Teleported to The Maasai Mara
Today I awoke as a child, the same child that lacked the opportunity to travel. The same child that traveled vicariously through National Geographic and Wild Kingdom and other nature shows. Today was the start of my unbelievable expedition of Africa, an experience I dreamed of and never realistically thought was in my future. How many times did I see the great migrations of the Serengeti? Now, it’s my turn to roam the great plains of the renowned Savanna of Africa.
I wish that someone had already invented the teleport, a science fiction machine that can transport you from one location to another spot in the world without physical travel. The flight between Los Angeles and Nairobi, Kenya, totaled 26 hours, if you include airport layovers in Toronto and London. Be it as it may, I was transported to a whole new world. A world highly regarded in my youth and now held in amazement in the present and will be remembered in the future.

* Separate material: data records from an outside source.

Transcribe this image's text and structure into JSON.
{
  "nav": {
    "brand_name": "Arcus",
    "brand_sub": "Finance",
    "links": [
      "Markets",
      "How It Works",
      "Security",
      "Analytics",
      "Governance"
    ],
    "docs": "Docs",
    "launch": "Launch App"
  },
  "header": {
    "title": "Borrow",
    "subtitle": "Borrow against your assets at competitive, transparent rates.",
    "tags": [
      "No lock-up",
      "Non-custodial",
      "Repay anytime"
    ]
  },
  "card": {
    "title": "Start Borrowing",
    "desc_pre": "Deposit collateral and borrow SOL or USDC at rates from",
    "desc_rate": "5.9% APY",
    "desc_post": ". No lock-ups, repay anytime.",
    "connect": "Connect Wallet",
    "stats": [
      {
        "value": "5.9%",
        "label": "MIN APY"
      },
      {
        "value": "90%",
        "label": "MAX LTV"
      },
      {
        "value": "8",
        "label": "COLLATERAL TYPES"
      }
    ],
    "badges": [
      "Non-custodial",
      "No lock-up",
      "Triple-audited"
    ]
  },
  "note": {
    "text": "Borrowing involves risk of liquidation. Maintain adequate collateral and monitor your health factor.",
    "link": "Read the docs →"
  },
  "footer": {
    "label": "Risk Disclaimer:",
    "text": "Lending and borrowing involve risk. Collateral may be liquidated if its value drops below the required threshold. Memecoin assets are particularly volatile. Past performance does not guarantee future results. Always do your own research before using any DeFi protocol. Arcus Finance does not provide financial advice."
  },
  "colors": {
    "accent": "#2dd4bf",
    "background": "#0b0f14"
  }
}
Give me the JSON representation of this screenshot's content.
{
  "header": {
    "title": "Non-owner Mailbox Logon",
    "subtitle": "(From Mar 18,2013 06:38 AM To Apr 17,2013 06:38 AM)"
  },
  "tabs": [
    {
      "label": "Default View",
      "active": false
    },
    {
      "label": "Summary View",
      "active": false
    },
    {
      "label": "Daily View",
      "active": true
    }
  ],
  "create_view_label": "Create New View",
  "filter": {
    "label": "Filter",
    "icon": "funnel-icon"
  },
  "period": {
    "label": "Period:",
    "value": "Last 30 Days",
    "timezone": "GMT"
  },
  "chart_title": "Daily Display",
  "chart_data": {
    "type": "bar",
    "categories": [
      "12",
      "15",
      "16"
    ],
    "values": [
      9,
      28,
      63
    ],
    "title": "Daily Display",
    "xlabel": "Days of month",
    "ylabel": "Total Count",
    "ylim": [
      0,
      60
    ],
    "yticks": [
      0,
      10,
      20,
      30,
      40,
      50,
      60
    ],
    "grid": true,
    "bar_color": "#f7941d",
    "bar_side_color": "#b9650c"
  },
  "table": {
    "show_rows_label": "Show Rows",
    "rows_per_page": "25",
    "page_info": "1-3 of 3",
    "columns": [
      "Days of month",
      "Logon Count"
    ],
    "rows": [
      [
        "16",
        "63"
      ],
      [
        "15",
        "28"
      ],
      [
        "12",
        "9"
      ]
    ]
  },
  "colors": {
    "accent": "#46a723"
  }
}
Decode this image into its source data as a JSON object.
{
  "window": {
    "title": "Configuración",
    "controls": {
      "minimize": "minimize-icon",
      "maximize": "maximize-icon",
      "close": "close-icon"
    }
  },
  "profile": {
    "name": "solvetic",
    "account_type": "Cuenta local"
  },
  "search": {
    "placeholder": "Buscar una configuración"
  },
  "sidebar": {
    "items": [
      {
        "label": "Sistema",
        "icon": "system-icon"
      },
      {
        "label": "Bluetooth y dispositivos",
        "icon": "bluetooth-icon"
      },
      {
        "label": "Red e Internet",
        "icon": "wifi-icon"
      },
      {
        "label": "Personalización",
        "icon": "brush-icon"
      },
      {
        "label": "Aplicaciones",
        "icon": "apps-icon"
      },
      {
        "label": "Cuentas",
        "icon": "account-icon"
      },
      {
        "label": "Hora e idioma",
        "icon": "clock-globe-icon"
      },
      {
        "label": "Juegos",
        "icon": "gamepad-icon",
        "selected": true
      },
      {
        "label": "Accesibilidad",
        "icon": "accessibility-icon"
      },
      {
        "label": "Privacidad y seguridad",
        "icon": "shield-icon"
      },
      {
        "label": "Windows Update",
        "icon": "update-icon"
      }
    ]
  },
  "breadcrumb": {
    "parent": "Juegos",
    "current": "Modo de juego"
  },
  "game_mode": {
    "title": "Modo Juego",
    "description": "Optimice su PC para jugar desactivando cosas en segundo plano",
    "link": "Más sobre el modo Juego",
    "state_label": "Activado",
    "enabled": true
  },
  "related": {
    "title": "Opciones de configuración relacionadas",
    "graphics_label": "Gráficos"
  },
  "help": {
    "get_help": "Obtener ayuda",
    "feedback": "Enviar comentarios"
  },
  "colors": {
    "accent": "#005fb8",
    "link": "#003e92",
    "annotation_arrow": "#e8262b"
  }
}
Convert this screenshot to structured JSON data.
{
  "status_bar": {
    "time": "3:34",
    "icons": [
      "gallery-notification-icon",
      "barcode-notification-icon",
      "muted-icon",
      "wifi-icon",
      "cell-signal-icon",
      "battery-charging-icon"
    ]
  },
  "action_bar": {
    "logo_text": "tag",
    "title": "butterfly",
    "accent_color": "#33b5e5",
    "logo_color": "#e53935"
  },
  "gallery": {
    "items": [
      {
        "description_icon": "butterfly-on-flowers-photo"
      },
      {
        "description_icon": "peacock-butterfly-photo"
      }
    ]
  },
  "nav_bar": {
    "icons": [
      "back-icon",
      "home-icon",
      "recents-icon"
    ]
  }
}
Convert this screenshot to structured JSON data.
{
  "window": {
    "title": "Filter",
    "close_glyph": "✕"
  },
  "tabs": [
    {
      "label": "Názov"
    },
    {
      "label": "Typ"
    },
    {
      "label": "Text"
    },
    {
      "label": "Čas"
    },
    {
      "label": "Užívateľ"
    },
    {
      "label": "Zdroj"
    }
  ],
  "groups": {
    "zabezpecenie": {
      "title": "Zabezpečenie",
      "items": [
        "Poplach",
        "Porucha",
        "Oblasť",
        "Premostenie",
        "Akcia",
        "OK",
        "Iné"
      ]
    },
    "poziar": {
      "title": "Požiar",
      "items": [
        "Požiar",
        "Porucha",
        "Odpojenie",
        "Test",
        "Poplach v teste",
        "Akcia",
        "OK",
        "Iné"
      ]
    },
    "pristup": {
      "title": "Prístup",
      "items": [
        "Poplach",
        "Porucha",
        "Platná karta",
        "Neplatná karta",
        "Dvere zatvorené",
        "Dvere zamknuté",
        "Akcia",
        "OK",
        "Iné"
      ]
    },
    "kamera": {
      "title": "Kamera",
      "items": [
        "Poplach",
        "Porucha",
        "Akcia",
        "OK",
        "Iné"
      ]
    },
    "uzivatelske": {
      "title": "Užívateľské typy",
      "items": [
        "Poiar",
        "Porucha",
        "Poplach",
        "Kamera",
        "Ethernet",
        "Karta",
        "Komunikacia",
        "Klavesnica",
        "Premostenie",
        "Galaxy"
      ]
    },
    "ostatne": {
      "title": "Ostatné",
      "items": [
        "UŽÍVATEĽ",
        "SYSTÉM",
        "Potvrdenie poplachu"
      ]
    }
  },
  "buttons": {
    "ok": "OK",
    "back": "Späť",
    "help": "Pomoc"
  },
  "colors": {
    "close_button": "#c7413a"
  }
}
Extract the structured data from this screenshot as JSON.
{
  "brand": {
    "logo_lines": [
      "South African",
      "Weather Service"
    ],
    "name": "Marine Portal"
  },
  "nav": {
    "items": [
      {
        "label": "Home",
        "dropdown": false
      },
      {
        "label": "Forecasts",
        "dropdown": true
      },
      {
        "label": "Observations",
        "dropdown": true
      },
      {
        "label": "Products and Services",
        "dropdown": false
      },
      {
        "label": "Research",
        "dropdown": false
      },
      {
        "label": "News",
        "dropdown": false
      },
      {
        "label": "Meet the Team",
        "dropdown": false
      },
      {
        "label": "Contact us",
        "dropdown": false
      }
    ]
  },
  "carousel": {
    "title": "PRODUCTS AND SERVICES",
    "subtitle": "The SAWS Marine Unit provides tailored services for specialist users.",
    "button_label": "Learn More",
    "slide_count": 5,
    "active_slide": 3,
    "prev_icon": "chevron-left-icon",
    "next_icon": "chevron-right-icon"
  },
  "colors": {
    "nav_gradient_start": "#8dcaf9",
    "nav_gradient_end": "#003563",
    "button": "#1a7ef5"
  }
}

I quickly transitioned from a one night stay in Nairobi as I had a late arrival and quickly boarded a van to Maasai Mara National Reserve. A journey of 6 hours by car, part of which is a bumpy dirt road I like to refer as an equivalent to a massage chair with a knack for violence. We quickly checked into our budget accommodations in a tent lodge which had limited electricity, 3 hours in the morning and the same at night. You get what you pay for. Quickly we are on our first game drive and upon entrance to the park, there were hundreds of Impalas and Thompson’s Gazelles roaming among each other. The further we go, the more species enter our view, zebra’s, wilderbeest, cape buffalo, and the list went on. We headed toward some small hills and there they were, the elephant. Minding their own business never assuming they would be photographed a thousand times, and that’s just from our van. Our guide, also the driver, over-heard on the radio that a group of lions had been spotted nearby. Drivers communicate with each other through the radio for a mutual benefit in finding game to make the viewing process easier. This group turned out to be a pack of cubs playing atop a cliff with the adult lions nowhere to be found. Hunting I assumed. We encountered a total of three lion prides that day but still had not spotted the king of the jungle. This happened near the end of our late afternoon drive and spotted him, doing what all male lions excel at, laying in the grass and just relaxing in the late sun. It’s hard to believe that a saw so many species of animals in such short three hour span. Wild life here is in amazing abundance.
This late afternoon drive and the morning drive of the following day is what I will refer to as the first half of the Maasai Mara Safari. And the next day was more of the same but in even greater number as our route took us further into the park. A glaring event was taking place over the horizon as we got closure to Tanzania, smoke rising to the clouds above. At first, I assumed the locals where implementing the slash and burn technique to prepare the land for farming but this was a game park and the Maasai Mara are nomadic so my theory didn’t make sense. The guide clarified this and informing us that the Serengeti was being overrun by the Tetsi Fly so the Tanzanian government thought it would be wise to burn there habitat before it got any further and larger. The morning introduced the Jackal to me, in my opinion similar to a fox in appearance, one not so worthy of its appearance but then again im judging a book by its cover. The bore also graced us with its presences, an animal made famous by Pumba in the movie “The Lion King“.
The first half of the Maasai Mara Safari surpassed all my expectations, great as it was. But, there are more species in the animal kingdom I’ve yet to shoot… with my camera, but my holiday is still in its infancy.
This experience is a testament to a lifetime of hard work and what you can accomplish because us of it.
The world has become a much smaller place for me.